Before changing anything, perform a structured analysis of the current code and its outputs. This is the most important phase — it prevents wasted mutations.

**Step 1 — Learn from past edits** (skip on first iteration)

Review the evolution log. For each previous change:
- Did the score improve or degrade?
- What pattern made it succeed or fail?
- Extract 2-3 principles to adopt and 2-3 pitfalls to avoid

**Step 2 — Component-level assessment**

For each meaningful component (function, class, module, pipeline stage), label it:

| Label | Meaning |
|-------|---------|
| **Working** | Produces correct output, no issues observed |
| **Fragile** | Works on happy path but fails on edge cases or specific inputs |
| **Broken** | Produces wrong output or errors |
| **Redundant** | Duplicates logic found elsewhere, adds complexity without value |
| **Missing** | A needed component that doesn't exist yet |

For each label, write a one-line explanation of *why* — linked to specific test outputs or observed behavior.
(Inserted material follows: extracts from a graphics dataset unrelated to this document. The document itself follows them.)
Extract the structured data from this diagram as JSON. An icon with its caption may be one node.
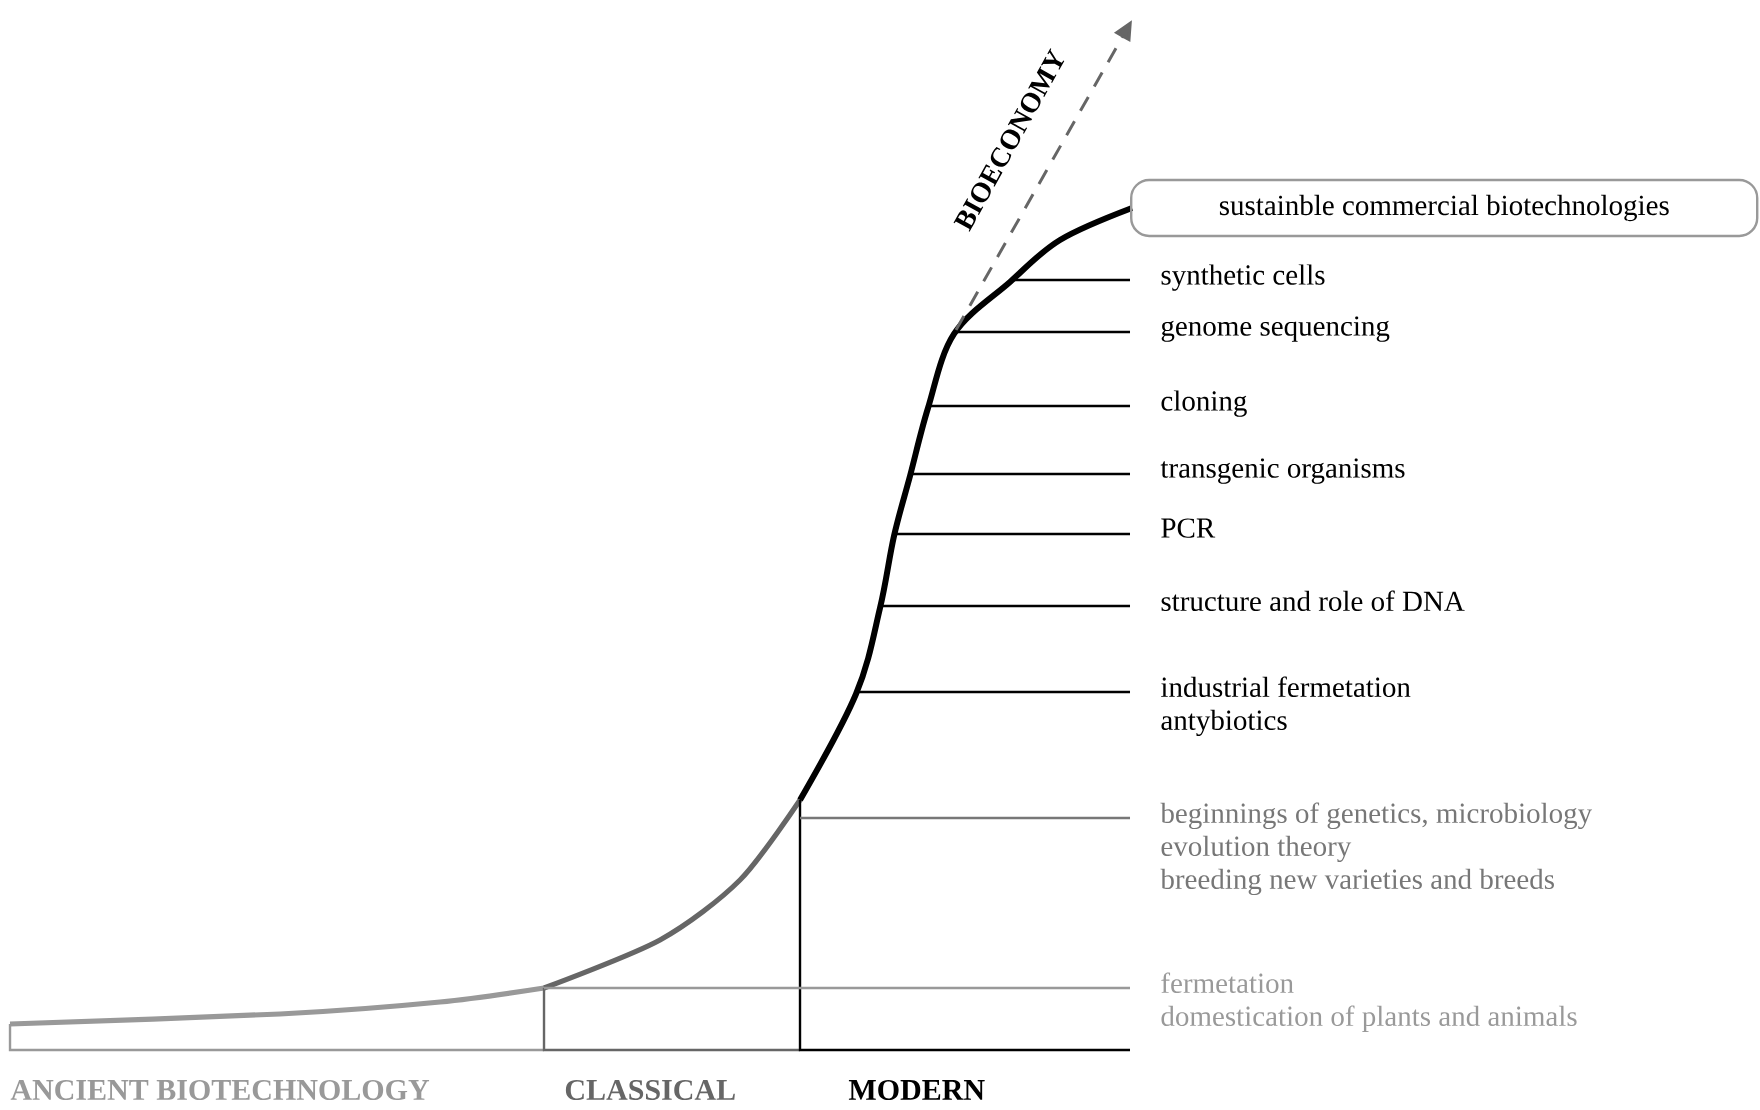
{
  "diagram": {
    "nodes": [
      {
        "text": [
          "sustainble commercial biotechnologies"
        ]
      },
      {
        "text": [
          "synthetic cells"
        ]
      },
      {
        "text": [
          "genome sequencing"
        ]
      },
      {
        "text": [
          "cloning"
        ]
      },
      {
        "text": [
          "transgenic organisms"
        ]
      },
      {
        "text": [
          "PCR"
        ]
      },
      {
        "text": [
          "structure and role of DNA"
        ]
      },
      {
        "text": [
          "industrial fermetation",
          "antybiotics"
        ]
      },
      {
        "text": [
          "beginnings of genetics, microbiology",
          "evolution theory",
          "breeding new varieties and breeds"
        ]
      },
      {
        "text": [
          "fermetation",
          "domestication of plants and animals"
        ]
      }
    ],
    "edges": [
      {
        "from": 1,
        "to": null,
        "arrow": "none"
      },
      {
        "from": 2,
        "to": null,
        "arrow": "none"
      },
      {
        "from": 3,
        "to": null,
        "arrow": "none"
      },
      {
        "from": 4,
        "to": null,
        "arrow": "none"
      },
      {
        "from": 5,
        "to": null,
        "arrow": "none"
      },
      {
        "from": 6,
        "to": null,
        "arrow": "none"
      },
      {
        "from": 7,
        "to": null,
        "arrow": "none"
      },
      {
        "from": 8,
        "to": null,
        "arrow": "none",
        "color": "#777777"
      },
      {
        "from": 9,
        "to": null,
        "arrow": "none",
        "color": "#999999"
      }
    ],
    "labels": [
      "BIOECONOMY",
      "ANCIENT BIOTECHNOLOGY",
      "CLASSICAL",
      "MODERN"
    ]
  }
}
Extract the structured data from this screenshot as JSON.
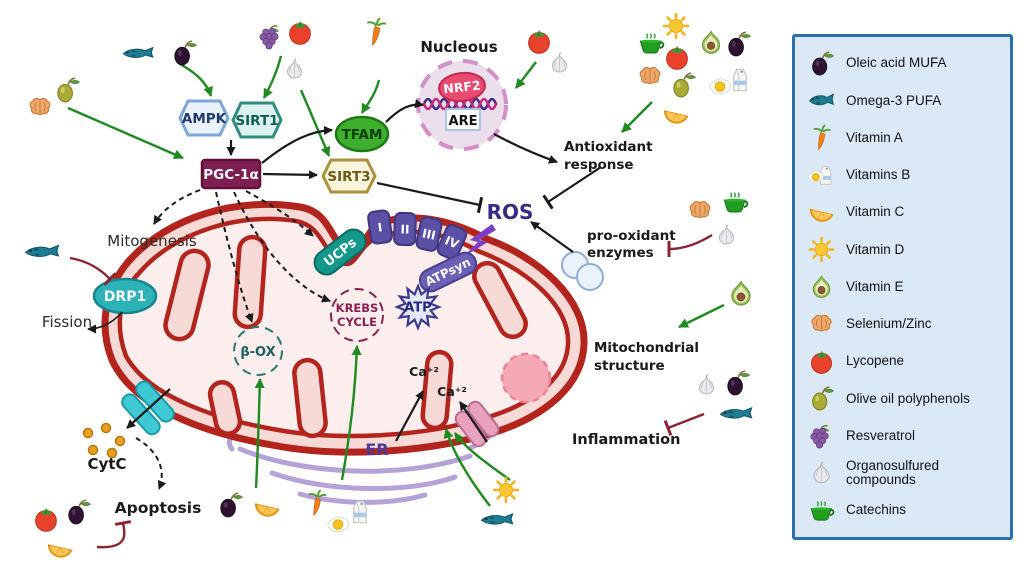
{
  "nodes": {
    "ampk": "AMPK",
    "sirt1": "SIRT1",
    "pgc1a": "PGC-1α",
    "tfam": "TFAM",
    "sirt3": "SIRT3",
    "nucleus_label": "Nucleous",
    "nrf2": "NRF2",
    "are": "ARE",
    "ucps": "UCPs",
    "complexes": [
      "I",
      "II",
      "III",
      "IV"
    ],
    "atpsyn": "ATPsyn",
    "atp": "ATP",
    "krebs": [
      "KREBS",
      "CYCLE"
    ],
    "beta_ox": "β-OX",
    "drp1": "DRP1",
    "cytc": "CytC",
    "er": "ER",
    "ca_upper": "Ca⁺²",
    "ca_lower": "Ca⁺²",
    "ros": "ROS"
  },
  "labels": {
    "mitogenesis": "Mitogenesis",
    "fission": "Fission",
    "apoptosis": "Apoptosis",
    "antioxidant": [
      "Antioxidant",
      "response"
    ],
    "pro_oxidant": [
      "pro-oxidant",
      "enzymes"
    ],
    "mito_structure": [
      "Mitochondrial",
      "structure"
    ],
    "inflammation": "Inflammation"
  },
  "legend": {
    "items": [
      {
        "icon": "olive-black",
        "label": "Oleic acid MUFA"
      },
      {
        "icon": "fish",
        "label": "Omega-3 PUFA"
      },
      {
        "icon": "carrot",
        "label": "Vitamin A"
      },
      {
        "icon": "egg-milk",
        "label": "Vitamins B"
      },
      {
        "icon": "orange",
        "label": "Vitamin C"
      },
      {
        "icon": "sun",
        "label": "Vitamin D"
      },
      {
        "icon": "avocado",
        "label": "Vitamin E"
      },
      {
        "icon": "walnut",
        "label": "Selenium/Zinc"
      },
      {
        "icon": "tomato",
        "label": "Lycopene"
      },
      {
        "icon": "olive-green",
        "label": "Olive oil polyphenols"
      },
      {
        "icon": "grapes",
        "label": "Resveratrol"
      },
      {
        "icon": "garlic",
        "label": "Organosulfured compounds"
      },
      {
        "icon": "tea",
        "label": "Catechins"
      }
    ]
  },
  "colors": {
    "legend_bg": "#dbe9f7",
    "legend_border": "#2b6fad",
    "membrane_red": "#b3251c",
    "matrix_pink": "#fceeed",
    "activation_green": "#1f8a1f",
    "inhibition_red": "#8c2331",
    "ros_purple": "#3b2a85"
  }
}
**Step 3 — Quality and coherence check**

Look for cross-cutting issues:
- **Data flow**: Do components pass structured data to each other, or rely on implicit state?
- **Error handling**: Are errors caught and handled, or silently swallowed?
- **Duplication**: Is the same logic repeated in multiple places?
- **Hardcoding**: Are there magic numbers, hardcoded paths, or environment-specific assumptions?
- **Generalization**: Which parts would work on new inputs vs. which are overfitted to test cases?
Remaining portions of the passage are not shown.